54 models and counting
Like any stock investor, diversifying reduces risk. Also like in stocks, the marginal benefit of diversification is very large initially but decreases as the number of positions increases. For example, going from a one-stock portfolio to a two-stock portfolio brings major diversification benefits in risk reduction, but going from a 30-stock portfolio to a 31-stock portfolio doesn't reduce risk by nearly as much.

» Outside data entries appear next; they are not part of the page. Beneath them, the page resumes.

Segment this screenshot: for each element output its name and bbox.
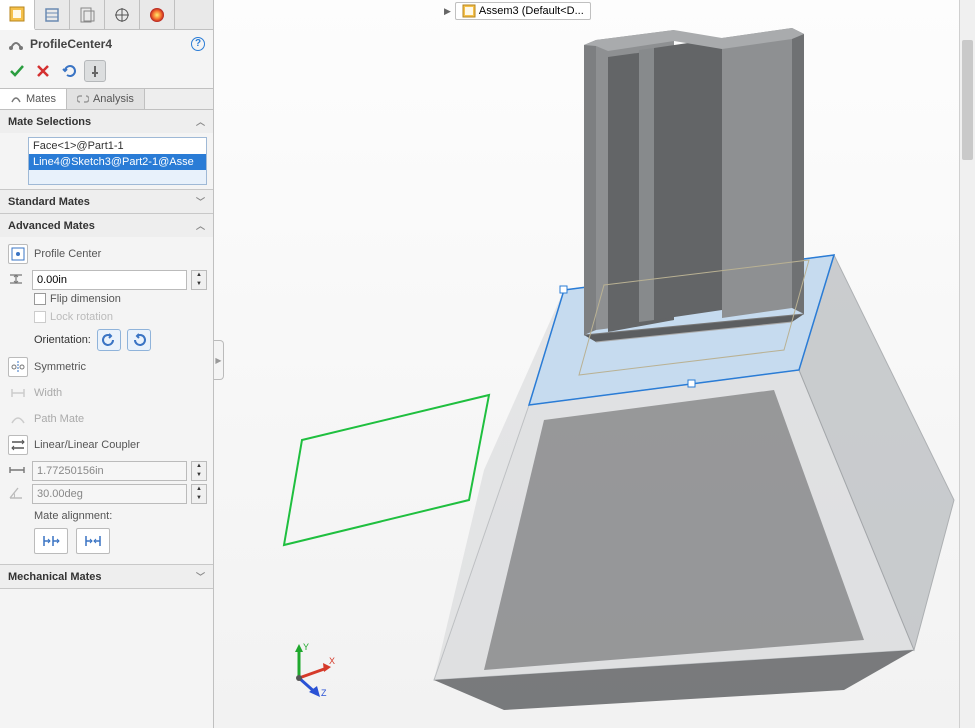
triad-z-label: Z (321, 688, 327, 698)
tab-analysis-label: Analysis (93, 93, 134, 105)
section-header-mate-selections[interactable]: Mate Selections ︿ (0, 110, 213, 133)
tab-config-manager[interactable] (70, 0, 105, 30)
chevron-down-icon: ﹀ (196, 570, 205, 583)
feature-name: ProfileCenter4 (30, 37, 112, 51)
offset-spinner[interactable]: ▲▼ (191, 270, 207, 290)
pin-button[interactable] (84, 60, 106, 82)
section-standard-mates: Standard Mates ﹀ (0, 190, 213, 214)
angle-spinner[interactable]: ▲▼ (191, 484, 207, 504)
panel-tab-strip (0, 0, 213, 30)
tab-feature-manager[interactable] (0, 0, 35, 30)
distance-icon (8, 463, 28, 480)
section-title: Mechanical Mates (8, 571, 102, 583)
help-icon[interactable]: ? (191, 37, 205, 51)
action-row (0, 58, 213, 88)
offset-field-row: ▲▼ (8, 270, 207, 290)
section-header-advanced-mates[interactable]: Advanced Mates ︿ (0, 214, 213, 237)
triad-y-label: Y (303, 642, 309, 652)
graphics-viewport[interactable]: ▶ Assem3 (Default<D... ▶ (214, 0, 975, 728)
mate-path: Path Mate (6, 406, 207, 432)
tab-mates[interactable]: Mates (0, 89, 67, 109)
view-triad[interactable]: Y X Z (279, 638, 339, 698)
checkbox-label: Lock rotation (50, 311, 113, 323)
checkbox-icon (34, 293, 46, 305)
model-rendering: + (244, 0, 964, 710)
tab-property-manager[interactable] (35, 0, 70, 30)
symmetric-icon (8, 357, 28, 377)
selection-item-active[interactable]: Line4@Sketch3@Part2-1@Asse (29, 154, 206, 170)
scrollbar-thumb[interactable] (962, 40, 973, 160)
coupler-value-row: ▲▼ (8, 461, 207, 481)
offset-icon (8, 271, 28, 290)
tab-mates-label: Mates (26, 93, 56, 105)
section-header-mechanical-mates[interactable]: Mechanical Mates ﹀ (0, 565, 213, 588)
flip-dimension-row[interactable]: Flip dimension (6, 290, 207, 308)
chevron-down-icon: ﹀ (196, 195, 205, 208)
angle-icon (8, 486, 28, 503)
panel-collapse-handle[interactable]: ▶ (214, 340, 224, 380)
align-same-button[interactable] (34, 528, 68, 554)
section-title: Standard Mates (8, 196, 90, 208)
link-icon (77, 93, 89, 105)
selection-item[interactable]: Face<1>@Part1-1 (29, 138, 206, 154)
vertical-scrollbar[interactable] (959, 0, 975, 728)
triad-x-label: X (329, 656, 335, 666)
coupler-spinner[interactable]: ▲▼ (191, 461, 207, 481)
checkbox-label: Flip dimension (50, 293, 121, 305)
mate-selection-list[interactable]: Face<1>@Part1-1 Line4@Sketch3@Part2-1@As… (28, 137, 207, 185)
alignment-row (6, 524, 207, 560)
linear-coupler-icon (8, 435, 28, 455)
angle-value-row: ▲▼ (8, 484, 207, 504)
undo-button[interactable] (58, 60, 80, 82)
mate-profile-center[interactable]: Profile Center (6, 241, 207, 267)
mate-linear-coupler[interactable]: Linear/Linear Coupler (6, 432, 207, 458)
path-icon (8, 409, 28, 429)
sub-tabs: Mates Analysis (0, 88, 213, 110)
mate-label: Profile Center (34, 248, 101, 260)
section-title: Mate Selections (8, 116, 91, 128)
lock-rotation-row: Lock rotation (6, 308, 207, 326)
feature-title-row: ProfileCenter4 ? (0, 30, 213, 58)
mate-width: Width (6, 380, 207, 406)
section-header-standard-mates[interactable]: Standard Mates ﹀ (0, 190, 213, 213)
width-icon (8, 383, 28, 403)
tab-dimxpert[interactable] (105, 0, 140, 30)
profile-center-icon (8, 244, 28, 264)
mate-label: Linear/Linear Coupler (34, 439, 140, 451)
chevron-up-icon: ︿ (196, 115, 205, 128)
mate-symmetric[interactable]: Symmetric (6, 354, 207, 380)
mate-icon (10, 93, 22, 105)
tab-analysis[interactable]: Analysis (67, 89, 145, 109)
rotate-cw-button[interactable] (127, 329, 151, 351)
section-mechanical-mates: Mechanical Mates ﹀ (0, 565, 213, 589)
orientation-row: Orientation: (6, 326, 207, 354)
mate-label: Symmetric (34, 361, 86, 373)
checkbox-icon (34, 311, 46, 323)
section-mate-selections: Mate Selections ︿ Face<1>@Part1-1 Line4@… (0, 110, 213, 190)
mate-label: Path Mate (34, 413, 84, 425)
coupler-value-input (32, 461, 187, 481)
offset-input[interactable] (32, 270, 187, 290)
ok-button[interactable] (6, 60, 28, 82)
mate-icon (8, 36, 24, 52)
cancel-button[interactable] (32, 60, 54, 82)
orientation-label: Orientation: (34, 334, 91, 346)
property-manager-panel: ProfileCenter4 ? Mates Analysis Mate Sel… (0, 0, 214, 728)
angle-value-input (32, 484, 187, 504)
chevron-up-icon: ︿ (196, 219, 205, 232)
tab-display-manager[interactable] (140, 0, 175, 30)
section-title: Advanced Mates (8, 220, 95, 232)
mate-label: Width (34, 387, 62, 399)
section-advanced-mates: Advanced Mates ︿ Profile Center ▲▼ Flip … (0, 214, 213, 565)
mate-alignment-label: Mate alignment: (6, 504, 207, 524)
rotate-ccw-button[interactable] (97, 329, 121, 351)
align-opposed-button[interactable] (76, 528, 110, 554)
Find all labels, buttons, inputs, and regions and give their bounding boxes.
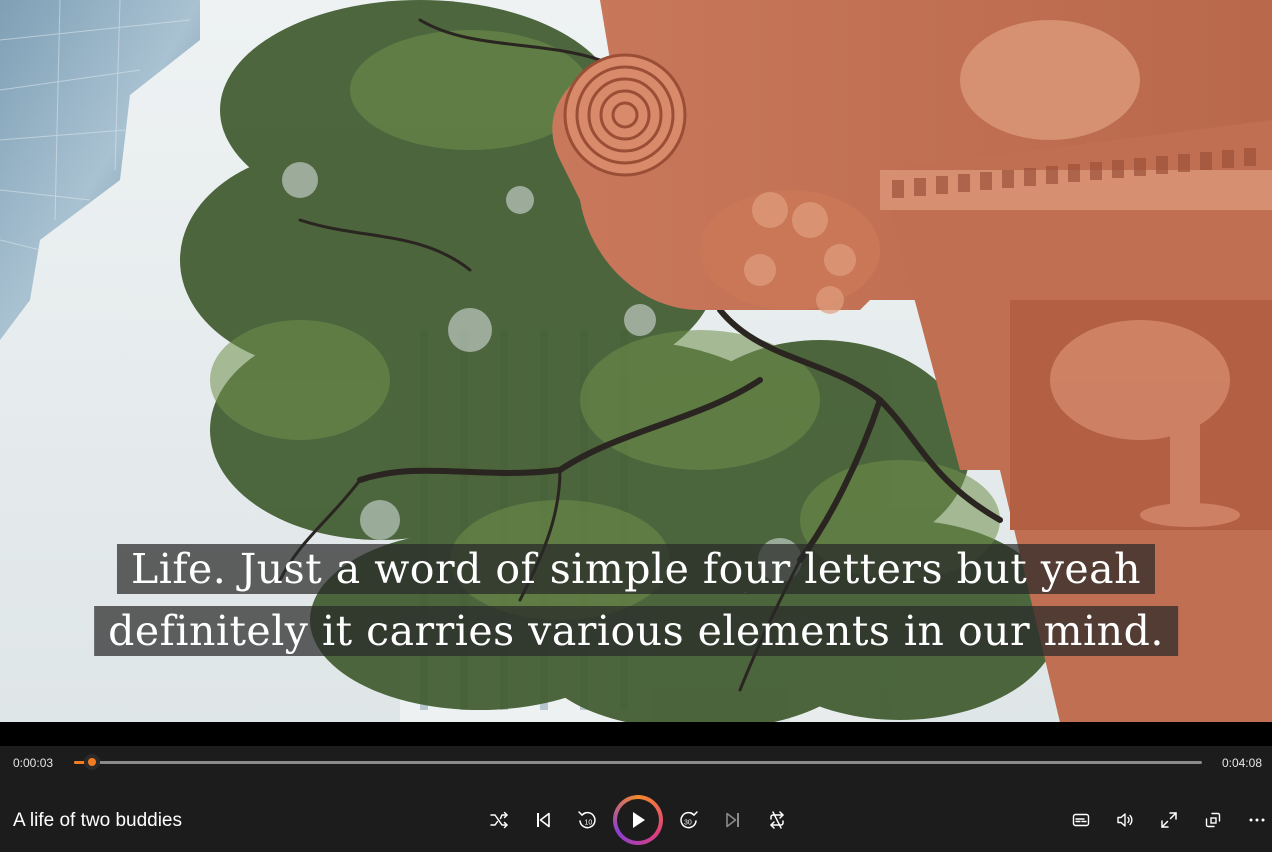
fullscreen-button[interactable] — [1155, 806, 1183, 834]
fullscreen-icon — [1161, 812, 1177, 828]
media-title: A life of two buddies — [13, 810, 182, 831]
total-time: 0:04:08 — [1221, 756, 1262, 770]
video-letterbox — [0, 722, 1272, 746]
captions-icon — [1072, 813, 1090, 827]
forward-30-icon: 30 — [680, 811, 698, 829]
forward-30-button[interactable]: 30 — [675, 806, 703, 834]
seek-thumb[interactable] — [84, 754, 100, 770]
previous-icon — [537, 812, 550, 828]
rewind-10-label: 10 — [585, 820, 593, 827]
more-button[interactable] — [1243, 806, 1271, 834]
volume-button[interactable] — [1111, 806, 1139, 834]
shuffle-icon — [490, 811, 508, 829]
next-icon — [726, 812, 739, 828]
miniplayer-icon — [1205, 812, 1221, 828]
video-frame[interactable]: Life. Just a word of simple four letters… — [0, 0, 1272, 722]
repeat-icon — [770, 811, 784, 829]
more-icon — [1249, 818, 1265, 822]
rewind-10-icon: 10 — [578, 811, 596, 829]
subtitle-line-2: definitely it carries various elements i… — [94, 606, 1178, 656]
subtitle-line-1: Life. Just a word of simple four letters… — [116, 544, 1156, 594]
captions-button[interactable] — [1067, 806, 1095, 834]
next-button[interactable] — [719, 806, 747, 834]
seek-bar[interactable] — [74, 761, 1202, 764]
shuffle-button[interactable] — [485, 806, 513, 834]
player-controls: 0:00:03 0:04:08 A life of two buddies 10 — [0, 746, 1272, 852]
play-button[interactable] — [613, 795, 663, 845]
previous-button[interactable] — [529, 806, 557, 834]
rewind-10-button[interactable]: 10 — [573, 806, 601, 834]
current-time: 0:00:03 — [13, 756, 54, 770]
miniplayer-button[interactable] — [1199, 806, 1227, 834]
repeat-button[interactable] — [763, 806, 791, 834]
play-button-inner — [617, 799, 659, 841]
forward-30-label: 30 — [684, 820, 692, 827]
play-icon — [633, 812, 645, 828]
volume-icon — [1117, 813, 1133, 827]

Don't ever expect Apple to offer 54 different models, like Samsung currently does between its Android and Windows Phone offerings, but it's very likely Apple could eventually transition to a three- to five-product family with the iPhone. I expect Apple to move both downmarket and upmarket with a lower-cost iPhone as well as a larger iPhone, in addition to the standard model.

Are we there yet?
Tim Cook has talked before about pricing umbrellas, saying Apple doesn't want to leave much room for competitors to invade from below. Moving to a lower-cost iPhone plays perfectly into those comments and would do wonders for Apple abroad. The company is already dominating the domestic market, but emerging markets (and even some developed ones) are tough to crack without carrier subsidies.

Naturally, some will fret over cannibalization, which is a bit curious since Apple itself doesn't worry about the idea. Instead, it focuses on offering products that people will line up to pay premiums for relative to competing gadgets, and trusts that the bottom line will take care of itself. So far, it has.